Motion to Direct
My Lords, the Diocesan Boards of Education Measure updates and replaces the Diocesan Boards of Education Measure 1991, which provides the legal framework within which the Church of England’s dioceses engage and work with church schools.
Church of England schools are an integral part of our state education system. There are currently over 4,600 Church of England schools attended by some 1 million children. To put this in context, one-quarter of primary schools and over 200 secondary schools are Church of England schools, and some 15 million people alive today went to a Church of England school.
This Measure is necessary to reflect a number of significant changes to the education landscape over the past 30 years. The key changes made by the new Measure before your Lordships’ House reflect the current and anticipated future educational environment in which diocesan boards of education are and will be operating.
First, the new Measure makes suitable provision in relation to academies and multi-academy trusts to reflect the development of the school system since 2010.

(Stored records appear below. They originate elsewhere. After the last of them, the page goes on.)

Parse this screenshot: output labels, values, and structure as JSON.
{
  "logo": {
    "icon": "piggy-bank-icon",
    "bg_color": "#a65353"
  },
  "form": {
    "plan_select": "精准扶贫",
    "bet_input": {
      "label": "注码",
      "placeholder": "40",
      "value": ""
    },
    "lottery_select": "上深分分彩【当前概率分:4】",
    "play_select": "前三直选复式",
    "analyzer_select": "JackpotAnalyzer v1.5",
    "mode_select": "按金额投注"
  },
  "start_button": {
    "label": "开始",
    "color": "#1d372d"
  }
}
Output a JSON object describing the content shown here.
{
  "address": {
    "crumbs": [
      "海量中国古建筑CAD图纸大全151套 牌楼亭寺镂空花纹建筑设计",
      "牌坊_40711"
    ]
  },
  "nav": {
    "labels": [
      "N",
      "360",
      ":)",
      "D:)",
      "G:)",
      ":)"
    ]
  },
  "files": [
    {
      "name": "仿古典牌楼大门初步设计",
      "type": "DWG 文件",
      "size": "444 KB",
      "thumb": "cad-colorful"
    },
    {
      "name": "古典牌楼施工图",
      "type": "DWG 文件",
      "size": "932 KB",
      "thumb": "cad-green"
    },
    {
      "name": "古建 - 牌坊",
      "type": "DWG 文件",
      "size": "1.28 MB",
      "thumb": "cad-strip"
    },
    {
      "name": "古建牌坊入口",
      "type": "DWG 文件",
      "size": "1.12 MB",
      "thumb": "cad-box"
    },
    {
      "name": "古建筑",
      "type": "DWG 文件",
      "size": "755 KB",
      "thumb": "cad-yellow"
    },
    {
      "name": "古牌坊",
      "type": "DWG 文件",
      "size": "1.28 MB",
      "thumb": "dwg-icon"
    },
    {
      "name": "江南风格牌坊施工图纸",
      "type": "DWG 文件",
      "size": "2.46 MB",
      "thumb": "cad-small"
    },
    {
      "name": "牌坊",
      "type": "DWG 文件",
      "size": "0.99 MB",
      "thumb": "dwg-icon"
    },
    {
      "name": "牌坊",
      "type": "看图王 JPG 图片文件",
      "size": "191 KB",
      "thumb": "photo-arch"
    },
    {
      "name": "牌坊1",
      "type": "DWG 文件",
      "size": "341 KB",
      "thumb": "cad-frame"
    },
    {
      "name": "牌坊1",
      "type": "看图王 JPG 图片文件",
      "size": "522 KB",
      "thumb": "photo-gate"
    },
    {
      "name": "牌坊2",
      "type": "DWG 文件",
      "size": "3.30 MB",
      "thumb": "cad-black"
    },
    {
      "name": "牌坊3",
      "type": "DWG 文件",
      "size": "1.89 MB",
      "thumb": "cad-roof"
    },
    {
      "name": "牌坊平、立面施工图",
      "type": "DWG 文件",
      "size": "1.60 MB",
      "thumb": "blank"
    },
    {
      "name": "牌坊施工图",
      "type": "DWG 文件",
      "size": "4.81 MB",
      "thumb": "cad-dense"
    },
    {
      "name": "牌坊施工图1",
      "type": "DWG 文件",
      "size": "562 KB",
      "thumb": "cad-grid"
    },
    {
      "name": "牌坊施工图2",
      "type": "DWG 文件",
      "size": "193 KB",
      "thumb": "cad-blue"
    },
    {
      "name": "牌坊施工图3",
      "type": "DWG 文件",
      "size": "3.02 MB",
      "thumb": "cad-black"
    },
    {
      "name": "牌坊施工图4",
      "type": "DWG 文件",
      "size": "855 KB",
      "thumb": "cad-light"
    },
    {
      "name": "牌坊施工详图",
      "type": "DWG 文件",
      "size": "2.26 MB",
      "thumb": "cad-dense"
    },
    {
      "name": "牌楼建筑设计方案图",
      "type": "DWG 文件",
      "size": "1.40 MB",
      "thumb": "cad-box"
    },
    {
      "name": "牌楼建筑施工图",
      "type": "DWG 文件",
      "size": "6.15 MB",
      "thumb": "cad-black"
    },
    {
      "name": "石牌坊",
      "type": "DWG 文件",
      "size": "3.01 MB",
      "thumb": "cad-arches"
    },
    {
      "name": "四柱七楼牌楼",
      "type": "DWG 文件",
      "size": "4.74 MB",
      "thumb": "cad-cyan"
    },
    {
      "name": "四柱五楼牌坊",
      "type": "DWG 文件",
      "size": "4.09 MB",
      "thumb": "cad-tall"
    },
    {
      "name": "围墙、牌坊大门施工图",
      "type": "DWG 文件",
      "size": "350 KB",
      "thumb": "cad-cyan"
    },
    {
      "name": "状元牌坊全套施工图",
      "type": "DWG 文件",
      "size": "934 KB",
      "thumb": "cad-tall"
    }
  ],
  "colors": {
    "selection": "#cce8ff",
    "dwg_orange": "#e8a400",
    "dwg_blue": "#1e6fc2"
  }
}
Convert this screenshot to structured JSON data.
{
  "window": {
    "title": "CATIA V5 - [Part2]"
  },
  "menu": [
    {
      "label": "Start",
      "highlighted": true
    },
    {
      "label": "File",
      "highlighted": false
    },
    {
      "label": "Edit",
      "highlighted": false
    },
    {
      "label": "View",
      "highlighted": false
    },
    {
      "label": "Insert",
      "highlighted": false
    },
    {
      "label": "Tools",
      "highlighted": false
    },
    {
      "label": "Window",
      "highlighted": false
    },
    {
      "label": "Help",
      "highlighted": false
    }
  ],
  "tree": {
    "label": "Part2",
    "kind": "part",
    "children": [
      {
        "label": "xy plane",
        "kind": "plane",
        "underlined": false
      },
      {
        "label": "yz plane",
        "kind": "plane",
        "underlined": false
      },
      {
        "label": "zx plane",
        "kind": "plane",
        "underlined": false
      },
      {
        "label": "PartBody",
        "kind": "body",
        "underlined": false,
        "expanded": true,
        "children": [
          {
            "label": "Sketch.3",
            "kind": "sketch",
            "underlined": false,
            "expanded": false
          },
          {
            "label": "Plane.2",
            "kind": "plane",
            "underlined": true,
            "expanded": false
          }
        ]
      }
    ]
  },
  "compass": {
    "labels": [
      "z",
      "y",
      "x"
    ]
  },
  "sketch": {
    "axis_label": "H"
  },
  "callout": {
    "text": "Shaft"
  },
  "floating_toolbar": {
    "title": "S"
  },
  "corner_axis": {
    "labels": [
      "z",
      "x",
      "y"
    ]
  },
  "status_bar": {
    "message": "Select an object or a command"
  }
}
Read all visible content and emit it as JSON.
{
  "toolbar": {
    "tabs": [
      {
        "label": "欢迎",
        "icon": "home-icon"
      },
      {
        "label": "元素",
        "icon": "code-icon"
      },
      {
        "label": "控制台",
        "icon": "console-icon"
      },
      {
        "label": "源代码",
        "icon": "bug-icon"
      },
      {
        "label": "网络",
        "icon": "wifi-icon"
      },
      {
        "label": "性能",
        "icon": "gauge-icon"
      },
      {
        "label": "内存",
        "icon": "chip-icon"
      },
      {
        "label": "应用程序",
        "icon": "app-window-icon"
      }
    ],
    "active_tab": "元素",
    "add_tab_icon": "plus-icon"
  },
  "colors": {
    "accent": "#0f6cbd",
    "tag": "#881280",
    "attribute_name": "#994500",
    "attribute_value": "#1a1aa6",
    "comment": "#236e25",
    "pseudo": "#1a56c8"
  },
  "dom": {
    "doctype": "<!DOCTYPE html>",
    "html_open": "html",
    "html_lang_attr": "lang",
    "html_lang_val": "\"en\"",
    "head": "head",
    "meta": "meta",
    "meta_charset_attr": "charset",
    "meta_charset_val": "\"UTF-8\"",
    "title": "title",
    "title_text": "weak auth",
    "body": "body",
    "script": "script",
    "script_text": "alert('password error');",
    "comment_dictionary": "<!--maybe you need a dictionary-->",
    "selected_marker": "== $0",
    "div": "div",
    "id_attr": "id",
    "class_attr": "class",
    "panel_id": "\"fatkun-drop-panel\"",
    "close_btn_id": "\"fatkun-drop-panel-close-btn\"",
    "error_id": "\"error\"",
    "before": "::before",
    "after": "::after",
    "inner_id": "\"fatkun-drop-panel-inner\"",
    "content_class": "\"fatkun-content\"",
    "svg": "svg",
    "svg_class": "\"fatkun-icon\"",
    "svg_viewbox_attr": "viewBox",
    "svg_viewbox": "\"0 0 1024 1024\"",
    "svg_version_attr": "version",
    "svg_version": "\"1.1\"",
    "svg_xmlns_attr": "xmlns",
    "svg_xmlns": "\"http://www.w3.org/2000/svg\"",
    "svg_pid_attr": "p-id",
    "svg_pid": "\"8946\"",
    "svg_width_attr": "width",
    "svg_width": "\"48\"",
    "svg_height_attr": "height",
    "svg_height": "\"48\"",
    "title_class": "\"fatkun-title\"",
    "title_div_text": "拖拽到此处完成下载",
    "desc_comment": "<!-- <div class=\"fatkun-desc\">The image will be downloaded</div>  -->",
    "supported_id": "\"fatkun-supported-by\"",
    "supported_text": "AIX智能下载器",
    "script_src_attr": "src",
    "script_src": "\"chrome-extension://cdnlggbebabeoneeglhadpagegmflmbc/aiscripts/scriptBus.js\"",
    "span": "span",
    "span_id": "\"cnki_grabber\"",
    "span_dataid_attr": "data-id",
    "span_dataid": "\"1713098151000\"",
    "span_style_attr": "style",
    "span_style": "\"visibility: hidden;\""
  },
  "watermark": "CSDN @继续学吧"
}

Secondly, diocesan boards of education will still be able to be independent charities and, like other such charities, to be either incorporated or unincorporated. However, the new Measure will also enable a diocesan board of education to be a statutory committee of the diocesan board of finance rather than an independent charity. The option to be a statutory committee of the diocesan board of finance regularises the position for a number of dioceses which, as a matter of practice, already have similar arrangements in place which they have found to be a useful governance arrangement.
Thirdly, under the new Measure, each diocesan synod must make a scheme designating a body as the diocesan board of education for the diocese and must send the scheme to the Secretary of State. This simplifies the current system which requires the Secretary of State’s approval. The Department for Education has been consulted and supports this change.
Fourthly, the new Measure makes express provision for joint diocesan boards of education for two or more dioceses. Although we do not yet know how many dioceses will pursue this option, it was considered important that the new Measure provides explicitly for how such joint boards should be set up, structured and, if necessary, unwound, to facilitate more joint boards being set up in future.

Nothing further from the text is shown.